Deep in the Heart of Texas
This article is from the archive of The New York Sun before the launch of its new website in 2022. The Sun has neither altered nor updated such articles but will seek to correct any errors, mis-categorizations or other problems introduced during transfer.
Writers who fall in love with a landscape risk purple prose. The silence of any landscape mocks the wonderful rush of vocabulary, scientific and metaphoric, that floods the writer’s imagination.
“When we came into this country, runaways, renegades, we were like birds that had to sing,” writes Rick Bass, a celebrated stylist and sometime activist. Mr. Bass’s new collection, “The Lives of Rocks” (Houghton Mifflin, 211 pages, $23), suggests that the writer’s compulsion to write, or “sing,” has as much to do with psychology as it does with landscape. Mr. Bass dramatizes the temptations of purple prose.
He turns the pathetic fallacy on its head, and instead of projecting his feelings onto the view, he invents characters who try to use the view to interpret their own feelings. Mr. Bass makes sure that the task is never easy.
In “Pagans,” Mr.

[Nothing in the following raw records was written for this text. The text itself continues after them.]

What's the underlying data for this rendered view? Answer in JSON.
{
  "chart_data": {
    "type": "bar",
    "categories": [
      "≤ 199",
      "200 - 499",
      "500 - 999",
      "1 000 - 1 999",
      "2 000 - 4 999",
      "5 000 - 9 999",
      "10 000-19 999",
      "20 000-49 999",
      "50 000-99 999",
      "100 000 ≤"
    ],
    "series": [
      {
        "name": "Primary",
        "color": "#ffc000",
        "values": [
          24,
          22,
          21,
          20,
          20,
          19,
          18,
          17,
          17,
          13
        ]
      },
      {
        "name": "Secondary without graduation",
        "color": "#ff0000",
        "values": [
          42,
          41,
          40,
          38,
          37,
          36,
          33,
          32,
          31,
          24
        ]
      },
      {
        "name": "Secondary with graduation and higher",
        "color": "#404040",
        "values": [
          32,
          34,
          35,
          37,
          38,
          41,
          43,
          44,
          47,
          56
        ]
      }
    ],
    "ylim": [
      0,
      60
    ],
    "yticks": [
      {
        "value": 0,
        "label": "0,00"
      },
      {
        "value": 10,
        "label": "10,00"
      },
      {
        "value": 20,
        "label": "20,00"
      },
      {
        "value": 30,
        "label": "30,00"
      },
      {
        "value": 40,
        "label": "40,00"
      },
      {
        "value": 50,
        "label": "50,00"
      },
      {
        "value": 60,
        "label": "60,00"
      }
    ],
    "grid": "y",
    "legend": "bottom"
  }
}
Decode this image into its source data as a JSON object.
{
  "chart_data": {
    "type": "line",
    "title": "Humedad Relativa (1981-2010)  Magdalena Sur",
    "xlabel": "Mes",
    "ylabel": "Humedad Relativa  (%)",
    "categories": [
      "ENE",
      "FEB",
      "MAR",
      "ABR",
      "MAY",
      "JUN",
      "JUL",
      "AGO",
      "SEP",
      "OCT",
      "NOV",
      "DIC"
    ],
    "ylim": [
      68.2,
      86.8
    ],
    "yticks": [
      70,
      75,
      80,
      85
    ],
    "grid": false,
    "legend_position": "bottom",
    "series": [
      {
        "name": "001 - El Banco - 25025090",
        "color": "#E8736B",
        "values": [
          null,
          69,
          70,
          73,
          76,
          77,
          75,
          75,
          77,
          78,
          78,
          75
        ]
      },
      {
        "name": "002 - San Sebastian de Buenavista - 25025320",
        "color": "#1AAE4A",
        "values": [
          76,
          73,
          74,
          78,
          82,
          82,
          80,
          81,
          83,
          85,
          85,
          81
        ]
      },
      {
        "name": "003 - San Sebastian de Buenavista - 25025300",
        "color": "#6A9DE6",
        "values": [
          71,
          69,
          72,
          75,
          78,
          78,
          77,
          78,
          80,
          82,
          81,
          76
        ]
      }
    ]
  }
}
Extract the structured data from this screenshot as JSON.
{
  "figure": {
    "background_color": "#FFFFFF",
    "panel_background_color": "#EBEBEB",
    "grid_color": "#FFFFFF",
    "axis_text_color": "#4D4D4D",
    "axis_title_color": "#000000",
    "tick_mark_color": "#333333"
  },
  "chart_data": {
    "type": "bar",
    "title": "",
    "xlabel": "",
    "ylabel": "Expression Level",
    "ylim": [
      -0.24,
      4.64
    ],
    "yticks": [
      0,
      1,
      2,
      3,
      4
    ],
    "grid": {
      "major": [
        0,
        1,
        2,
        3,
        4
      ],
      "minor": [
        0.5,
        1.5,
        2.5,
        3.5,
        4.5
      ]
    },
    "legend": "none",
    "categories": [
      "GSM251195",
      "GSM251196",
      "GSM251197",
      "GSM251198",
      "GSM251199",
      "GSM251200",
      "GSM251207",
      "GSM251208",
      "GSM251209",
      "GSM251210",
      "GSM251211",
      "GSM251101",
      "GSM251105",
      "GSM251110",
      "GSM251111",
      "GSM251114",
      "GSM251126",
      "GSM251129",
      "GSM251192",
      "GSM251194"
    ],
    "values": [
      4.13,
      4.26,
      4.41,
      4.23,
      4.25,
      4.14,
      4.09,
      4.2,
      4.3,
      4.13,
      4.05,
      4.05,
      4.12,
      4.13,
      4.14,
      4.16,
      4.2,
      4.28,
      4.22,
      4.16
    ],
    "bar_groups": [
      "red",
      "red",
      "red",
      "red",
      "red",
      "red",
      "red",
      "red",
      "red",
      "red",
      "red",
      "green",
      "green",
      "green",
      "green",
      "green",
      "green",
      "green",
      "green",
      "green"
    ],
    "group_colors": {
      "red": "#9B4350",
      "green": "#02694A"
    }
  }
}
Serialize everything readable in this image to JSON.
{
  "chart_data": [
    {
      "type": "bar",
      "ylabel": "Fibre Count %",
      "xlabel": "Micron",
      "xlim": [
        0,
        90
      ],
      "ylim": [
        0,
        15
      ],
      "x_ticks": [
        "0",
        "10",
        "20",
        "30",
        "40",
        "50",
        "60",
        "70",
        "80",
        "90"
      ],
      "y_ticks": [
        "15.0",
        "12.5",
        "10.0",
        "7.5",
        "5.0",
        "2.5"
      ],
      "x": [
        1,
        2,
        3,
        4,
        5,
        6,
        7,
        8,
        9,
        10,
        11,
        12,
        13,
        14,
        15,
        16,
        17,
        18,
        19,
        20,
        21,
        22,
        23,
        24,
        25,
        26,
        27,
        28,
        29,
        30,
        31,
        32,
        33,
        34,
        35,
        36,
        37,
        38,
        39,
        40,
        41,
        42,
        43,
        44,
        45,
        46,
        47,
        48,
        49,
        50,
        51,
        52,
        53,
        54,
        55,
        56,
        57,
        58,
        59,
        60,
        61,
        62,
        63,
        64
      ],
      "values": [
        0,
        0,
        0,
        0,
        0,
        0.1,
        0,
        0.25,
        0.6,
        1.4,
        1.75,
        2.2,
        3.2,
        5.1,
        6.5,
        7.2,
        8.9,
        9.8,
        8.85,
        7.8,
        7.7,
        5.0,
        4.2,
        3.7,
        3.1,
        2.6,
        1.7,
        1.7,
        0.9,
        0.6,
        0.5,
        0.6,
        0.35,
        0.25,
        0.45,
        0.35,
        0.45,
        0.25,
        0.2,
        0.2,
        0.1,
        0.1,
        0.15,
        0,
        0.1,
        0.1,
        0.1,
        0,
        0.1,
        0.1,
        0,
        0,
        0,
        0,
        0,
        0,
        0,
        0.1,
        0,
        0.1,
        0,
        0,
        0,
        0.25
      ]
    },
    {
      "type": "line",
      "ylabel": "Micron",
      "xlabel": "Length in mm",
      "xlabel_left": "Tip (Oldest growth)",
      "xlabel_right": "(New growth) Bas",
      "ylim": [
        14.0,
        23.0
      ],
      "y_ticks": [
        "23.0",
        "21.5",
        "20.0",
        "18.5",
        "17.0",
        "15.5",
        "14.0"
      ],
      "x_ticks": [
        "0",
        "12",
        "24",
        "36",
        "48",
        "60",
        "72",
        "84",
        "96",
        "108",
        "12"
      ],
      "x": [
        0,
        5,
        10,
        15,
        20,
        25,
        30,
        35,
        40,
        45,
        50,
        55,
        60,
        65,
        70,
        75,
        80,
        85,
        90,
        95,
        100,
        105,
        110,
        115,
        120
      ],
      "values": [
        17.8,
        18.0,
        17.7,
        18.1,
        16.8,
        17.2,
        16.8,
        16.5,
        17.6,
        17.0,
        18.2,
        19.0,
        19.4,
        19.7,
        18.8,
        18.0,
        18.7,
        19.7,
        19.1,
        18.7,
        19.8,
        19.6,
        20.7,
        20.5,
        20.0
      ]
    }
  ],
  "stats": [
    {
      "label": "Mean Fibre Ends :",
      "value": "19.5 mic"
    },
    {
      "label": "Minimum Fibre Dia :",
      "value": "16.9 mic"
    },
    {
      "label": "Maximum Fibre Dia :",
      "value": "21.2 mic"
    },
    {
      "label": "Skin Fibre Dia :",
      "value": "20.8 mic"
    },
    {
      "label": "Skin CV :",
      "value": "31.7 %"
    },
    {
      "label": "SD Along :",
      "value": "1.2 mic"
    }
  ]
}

Bass puts a teenage love triangle in the context of a strange terrain: the mouth of the polluted Sabine River, on the gulf coast, in a neighborhood of refineries that burn all night. Two senior boys spend their skip days playing with an old abandoned crane, dipping a diving bell into the river and assembling a midstream island out of nearby wreckage. Pretty soon, a girl from the junior class, Annie, starts tagging along, and the boy’s roguish fooling turns innocent, magical, and then gets uncomfortably loaded:
Sometimes they would be too restless to fool with even the magnificence of the crane. Bored with the familiar, the three of them would walk down the abandoned railroad tracks, gathering plump late-season dewberries, blackening their hands with the juice until they looked as if they had been working with oil. Kirby or Richard would take off his shirt and make a sling out of it in which to gather the berries.
Though the berries seem like an easy symbol, especially when they stain the hands, Mr. Bass goes farther, comparing the stain to oil. The comparison does not besmirch the teenagers: It mimics their own mental habit, of kidding themselves with pseudo-work and prankish science.
When Kirby initiates physical contact with Annie, the boys, now more competitive then ever, “sank a bit deeper into the fields of love, like twin pistons dropping a little deeper, leaving Richard off-balance for a moment, for a day, poised above, distanced now.” Mr. Bass picks up oil field imagery in order to drop down right away into murky psychological depths.
After Annie has seen enough of the boys’ bodies, she begins to dream of them, and of “ghost ships, and underworld rides.” In a pleasant literalism, she associates her subconscious with her trips in the diving bell, which the crane hoists and then drags through the poisonous Sabine River. This dream world, however, is wholly answerable to the claims of naturalism. Annie abandons the boys’ fascination with Satanic mills, and seizes on the berries as her salvation:
The berries they brought home were sweet and delicious, ripe and plump. The dreams of gas-flares and simmering underworld fires, only images, possessed nothing of the berries’ reality. Only one world, she told herself. There is nothing to be frightened of, no need to be cautious about anything.
Mr. Bass puts the landscape before Annie and lets her read it, with her own faulty confidence. A true fiction writer, Mr. Bass saves himself from poeticizing.
Blighted landscapes like the Sabine bring out the best in Mr. Bass, a committed conservationist who also recognizes that humans will be humans. In “Titan,” a tale of a Mobile Bay Jubilee, he writes that an innocent enjoyment of bounty belongs to any good childhood. In “Pagans,” he celebrates even the dirty Sabine as a kind of endangered space:
Soft seams of possibility, places where no boundaries had been claimed — places where reservoirs of infinite potential lay exposed and waiting for the claimant, the discoverer, the laborer, the imaginer. Places of richness and health, even in the midst of heart-rotting, gut-eating poisons.
Mr. Bass’s tendency to recognize beauty even in the kind of despoliation he hates reflects another, more common elegiac observation, about people. In Mr. Bass’s stories, which feature very little dialogue, characters repeatedly yearn for togetherness. A young boy longs for the “traditional or mythical unity” of his family. In another story, “The Canoeists,” Mr. Bass considers chance encounters between hitchhiking adventurers and truck drivers: “what invisible braid or fabric is formed of such connections [. . .] Do they last, invisible, to form a kind of fiber or residue in the world, or are they all eventually washed away, as if cleansed and made nothing again by a summer rainstorm’s passage?”
Beneath Mr. Bass’s rigorous concern for beloved landscapes lies an appreciation for cycles and a doubtfulness about permanence.
In “Fiber,” a barely fictional confession, Mr. Bass complains that storytelling “has gotten so weak and safe.” That may be true, but the stories in “The Lives of Rocks” are valuable more for the complexity of Mr. Bass’s descriptions of nature than for pure storytelling.